Since the holidays, I have made a point of spending time with people outside the technology field. This experience has been beneficial because I spend my time explaining what a scrum master does and how we do it. This review of the basics allows me to reflect on my work and how to improve it. It is a fresh perspective that has allowed me to look at old concepts in a different light. This week, I want to revisit technical debt.
I own my own home. Since I am a homeowner, I have smoke detectors. These little battery-powered devices warn me when there is a fire or when I am burning a roast on the stove. So smoke detectors offer protection to homeowners so they can escape the house quickly and call the fire department. Smoke detectors are so helpful you receive a discount on your home insurance if you have one, and in some municipalities, you must have at least one in your home.
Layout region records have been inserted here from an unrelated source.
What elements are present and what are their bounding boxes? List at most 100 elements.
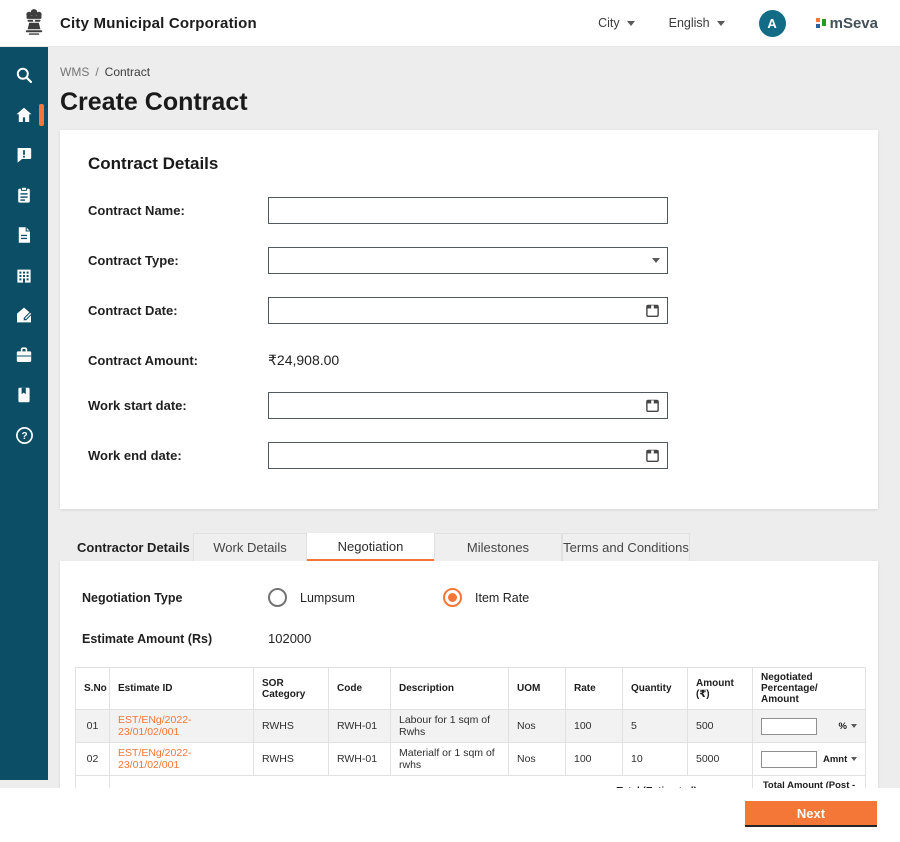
city-dropdown-label: City bbox=[598, 16, 620, 30]
breadcrumb: WMS / Contract bbox=[60, 65, 878, 79]
mseva-logo-icon bbox=[816, 18, 827, 31]
home-icon bbox=[15, 106, 33, 124]
negotiation-type-row: Negotiation Type Lumpsum Item Rate bbox=[75, 588, 865, 607]
next-button[interactable]: Next bbox=[745, 801, 877, 827]
chevron-down-icon bbox=[627, 21, 635, 26]
sidebar-item-works[interactable] bbox=[0, 335, 48, 375]
cell-code: RWH-01 bbox=[329, 743, 391, 776]
negotiated-value-input[interactable] bbox=[761, 718, 817, 735]
work-start-label: Work start date: bbox=[88, 398, 268, 413]
table-row: 02 EST/ENg/2022-23/01/02/001 RWHS RWH-01… bbox=[76, 743, 866, 776]
cell-rate: 100 bbox=[566, 710, 623, 743]
user-avatar[interactable]: A bbox=[759, 10, 786, 37]
estimate-id-link[interactable]: EST/ENg/2022-23/01/02/001 bbox=[118, 747, 192, 771]
estimate-amount-value: 102000 bbox=[268, 631, 311, 646]
cell-quantity: 10 bbox=[623, 743, 688, 776]
field-row-contract-name: Contract Name: bbox=[88, 197, 850, 224]
col-header-sno: S.No bbox=[76, 668, 110, 710]
tab-work-details[interactable]: Work Details bbox=[193, 533, 307, 561]
estimate-id-link[interactable]: EST/ENg/2022-23/01/02/001 bbox=[118, 714, 192, 738]
chevron-down-icon bbox=[717, 21, 725, 26]
building-icon bbox=[15, 266, 33, 284]
contract-date-input[interactable] bbox=[269, 298, 667, 323]
help-icon: ? bbox=[15, 426, 34, 445]
footer-empty-cell bbox=[76, 776, 110, 789]
sidebar-item-search[interactable] bbox=[0, 55, 48, 95]
tab-contractor-details[interactable]: Contractor Details bbox=[60, 533, 193, 561]
total-post-negotiation-label: Total Amount (Post -negotiation) bbox=[753, 776, 866, 789]
contract-details-heading: Contract Details bbox=[88, 154, 850, 174]
radio-selected-icon[interactable] bbox=[443, 588, 462, 607]
cell-uom: Nos bbox=[509, 710, 566, 743]
calendar-icon[interactable] bbox=[645, 398, 660, 413]
field-row-work-start: Work start date: bbox=[88, 392, 850, 419]
language-dropdown[interactable]: English bbox=[669, 16, 725, 30]
city-dropdown[interactable]: City bbox=[598, 16, 635, 30]
radio-item-rate[interactable]: Item Rate bbox=[443, 588, 529, 607]
tab-negotiation[interactable]: Negotiation bbox=[307, 533, 434, 561]
cell-rate: 100 bbox=[566, 743, 623, 776]
work-start-input[interactable] bbox=[269, 393, 667, 418]
calendar-icon[interactable] bbox=[645, 303, 660, 318]
app-title: City Municipal Corporation bbox=[60, 15, 257, 32]
table-footer-row: Total (Estimated) Total Amount (Post -ne… bbox=[76, 776, 866, 789]
negotiated-unit-label: Amnt bbox=[823, 754, 847, 765]
negotiated-value-input[interactable] bbox=[761, 751, 817, 768]
col-header-amount: Amount (₹) bbox=[688, 668, 753, 710]
work-end-input[interactable] bbox=[269, 443, 667, 468]
sidebar-item-municipal[interactable] bbox=[0, 255, 48, 295]
table-header-row: S.No Estimate ID SOR Category Code Descr… bbox=[76, 668, 866, 710]
document-icon bbox=[15, 226, 33, 244]
cell-code: RWH-01 bbox=[329, 710, 391, 743]
breadcrumb-separator: / bbox=[95, 65, 98, 79]
cell-quantity: 5 bbox=[623, 710, 688, 743]
sidebar-item-home[interactable] bbox=[0, 95, 48, 135]
cell-sor-category: RWHS bbox=[254, 710, 329, 743]
contract-amount-label: Contract Amount: bbox=[88, 353, 268, 368]
col-header-estimate-id: Estimate ID bbox=[110, 668, 254, 710]
estimate-amount-row: Estimate Amount (Rs) 102000 bbox=[75, 631, 865, 646]
negotiated-unit-dropdown[interactable]: Amnt bbox=[823, 754, 857, 765]
sidebar-item-tasks[interactable] bbox=[0, 175, 48, 215]
sidebar-item-documents[interactable] bbox=[0, 215, 48, 255]
contract-type-input[interactable] bbox=[269, 248, 667, 273]
contract-type-select[interactable] bbox=[268, 247, 668, 274]
calendar-icon[interactable] bbox=[645, 448, 660, 463]
cell-amount: 5000 bbox=[688, 743, 753, 776]
field-row-contract-type: Contract Type: bbox=[88, 247, 850, 274]
contract-tabs: Contractor Details Work Details Negotiat… bbox=[60, 533, 878, 561]
col-header-sor-category: SOR Category bbox=[254, 668, 329, 710]
estimate-amount-label: Estimate Amount (Rs) bbox=[82, 632, 268, 646]
col-header-quantity: Quantity bbox=[623, 668, 688, 710]
radio-item-rate-label: Item Rate bbox=[475, 591, 529, 605]
mseva-logo: mSeva bbox=[816, 15, 878, 32]
breadcrumb-wms[interactable]: WMS bbox=[60, 65, 89, 79]
work-end-field[interactable] bbox=[268, 442, 668, 469]
sidebar-item-property[interactable] bbox=[0, 295, 48, 335]
negotiated-unit-dropdown[interactable]: % bbox=[839, 721, 857, 732]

Smoke detectors have one significant drawback: they are battery-operated. You are helpless when the batteries run out, and a fire breaks out. The smoke detector companies fix this by forcing the alarms to “chirp,” a friendly reminder to change the batteries. I awoke to my smoke detector “chirping” at 2 AM this week. Like many men my age, I attempted to roll over in bed and ignore the situation. Ninety minutes of insomnia later, I wandered the house searching for batteries to replace the faulty one in the “chirping” detector.
The next morning, over an extra cup of coffee, it occurred to me that I treated my smoke detector like many organizations treat technical debt. I do not change batteries until I have to, and usually, it is at an inconvenient time. Fortunately, being a former Boy Scout, I was prepared with batteries in an easy-to-find location. I swapped out the batteries and went back to bed.
As a homeowner, you have four strategies to deal with smoke detectors.
- Typically, change all the batteries at once during daylight savings time.
- Change individual batteries when they run out of charge and begin chirping.
- Ignore chirping smoke detectors until you get fed up and change the battery.
- Remove and disconnect all the smoke detectors and hope you never have to deal with a fire.
As a homeowner, I use strategies two and three. I know others who use the other two approaches. Swap out smoke detectors and batteries, and you have the four classic strategies companies use to address technical debt.
The most efficient way to deal with technical debt is to follow the first strategy by changing batteries and updating systems regularly. This reduces expected outages and scrum encourage this approach.
Many CIOs and managers consider this madness because there is insufficient time, money, and people to keep updating systems. It means they rely on strategies two and three. It may be suitable for a chirping smoke detector on a cold night, but it is lunacy for a multi-billion dollar enterprise. It creates situations where firms could lose millions of dollars while they wait to bring systems back.